POLITIK
29/11/2018 23:27 CET

Merkels Flieger streikt: So spotten Beobachter über die Panne

"Man kann einen Staat auch in Grund und Boden sparen."

  • Bundeskanzlerin Merkel wird den Beginn des G20-Gipfels wegen einer Panne ihres Fliegers verpassen. 
  • Von Journalisten bekam die Bundesregierung daher einiges an Spott ab. 

Schon wieder Pech mit einem Regierungs-Airbus: Nach nur einer Stunde Flugzeit musste Kanzlerin Angela Merkel (CDU) ihre Reise zum G20-Gipfel nach Argentinien unterbrechen. Grund dafür waren technische Störungen. 

Nun sitzt sie in Köln fest und wird wohl den Anfang des Gipfels verpassen. Die mitreisenden Journalisten und andere Beobachter spotteten auf Twitter über die Panne. 

“Bild”-Reporter Paul Ronzhaimer twitterte: “Hightech-Standort Deutschland”. 

Der SPD-Politiker Christopher Lauer scherzte: “Tja, wenn Friedrich Merz ein echtes Privatflugzeug hätte, dann wär er jetzt der Pilot der Stunde.”

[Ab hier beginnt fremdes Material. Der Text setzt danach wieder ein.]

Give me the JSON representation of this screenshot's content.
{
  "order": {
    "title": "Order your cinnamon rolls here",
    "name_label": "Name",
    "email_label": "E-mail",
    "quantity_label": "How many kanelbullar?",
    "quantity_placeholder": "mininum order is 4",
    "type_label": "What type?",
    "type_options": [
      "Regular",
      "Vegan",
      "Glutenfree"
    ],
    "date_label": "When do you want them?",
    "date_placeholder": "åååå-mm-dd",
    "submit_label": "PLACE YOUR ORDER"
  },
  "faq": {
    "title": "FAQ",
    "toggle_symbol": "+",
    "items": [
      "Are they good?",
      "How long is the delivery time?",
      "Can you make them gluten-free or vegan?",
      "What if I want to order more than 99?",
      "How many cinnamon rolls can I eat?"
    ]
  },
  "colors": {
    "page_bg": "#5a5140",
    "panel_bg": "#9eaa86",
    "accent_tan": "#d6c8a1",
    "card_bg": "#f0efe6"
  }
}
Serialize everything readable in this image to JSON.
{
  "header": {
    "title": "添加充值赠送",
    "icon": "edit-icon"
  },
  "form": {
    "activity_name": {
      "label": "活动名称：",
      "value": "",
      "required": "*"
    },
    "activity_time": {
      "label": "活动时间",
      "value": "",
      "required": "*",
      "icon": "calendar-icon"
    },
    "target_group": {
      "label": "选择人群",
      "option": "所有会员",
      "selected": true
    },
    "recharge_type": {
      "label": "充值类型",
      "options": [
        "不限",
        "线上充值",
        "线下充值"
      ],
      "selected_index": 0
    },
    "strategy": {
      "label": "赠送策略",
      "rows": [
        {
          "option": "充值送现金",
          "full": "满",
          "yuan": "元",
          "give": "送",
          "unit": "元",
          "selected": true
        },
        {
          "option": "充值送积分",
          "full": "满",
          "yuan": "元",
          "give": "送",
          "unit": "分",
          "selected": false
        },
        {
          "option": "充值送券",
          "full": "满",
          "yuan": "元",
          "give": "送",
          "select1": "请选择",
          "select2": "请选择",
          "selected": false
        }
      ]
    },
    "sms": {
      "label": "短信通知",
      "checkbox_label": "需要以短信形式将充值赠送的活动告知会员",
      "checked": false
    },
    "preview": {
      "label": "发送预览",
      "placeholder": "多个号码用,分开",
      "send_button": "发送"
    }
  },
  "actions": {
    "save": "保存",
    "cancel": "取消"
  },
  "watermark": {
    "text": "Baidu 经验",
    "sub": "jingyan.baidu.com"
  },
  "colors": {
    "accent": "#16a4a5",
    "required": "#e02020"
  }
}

Merz, Kandidat für den CDU-Vorsitz, besitzt zwei Privatflugzeuge. 

Auch das Ausland spottet über Merkel

Den gleichen Witz wie Lauer machte auch Noah Barkin, Korrespondent für die Nachrichtenagentur Reuters: “Vielleicht kann Merz einspringen und sie mit einem seiner Flugzeuge fliegen”, schrieb er. 

Auch ein weiterer ausländische Journalist konnte sich einen Seitenhieb nicht verkneifen.

“Le Monde”-Reporter Arnaud Leparmentier empfahl der deutschen Bundesregierung die Falcon 7X,  ein Geschäftsreiseflugzeug des französischen Herstellers Dassault Aviation. “Dann könnten sie pünktlich sein”, schrieb er. 

Spiegel”-Journalist Nils Minkmar schrieb auf Twitter: “Man kann einen Staat auch im Grund und Boden sparen (sic).”

Kristina Dunz, Korrespondentin bei der “Rheinischen Post”, bemerkte auf Twitter: “Ein bisschen peinlich ist es schon mit den deutschen Regierungsfliegern.”

Im Oktober erlitt Bundesfinanzminister Olaf Scholz – der mit Merkel auch am Donnerstag im Airbus saß – eine Panne. Der Airbus “Konrad Adenauer” wurde in Indonesien von Nagetieren beschädigt, die Rückreise des Ministers verspätete sich.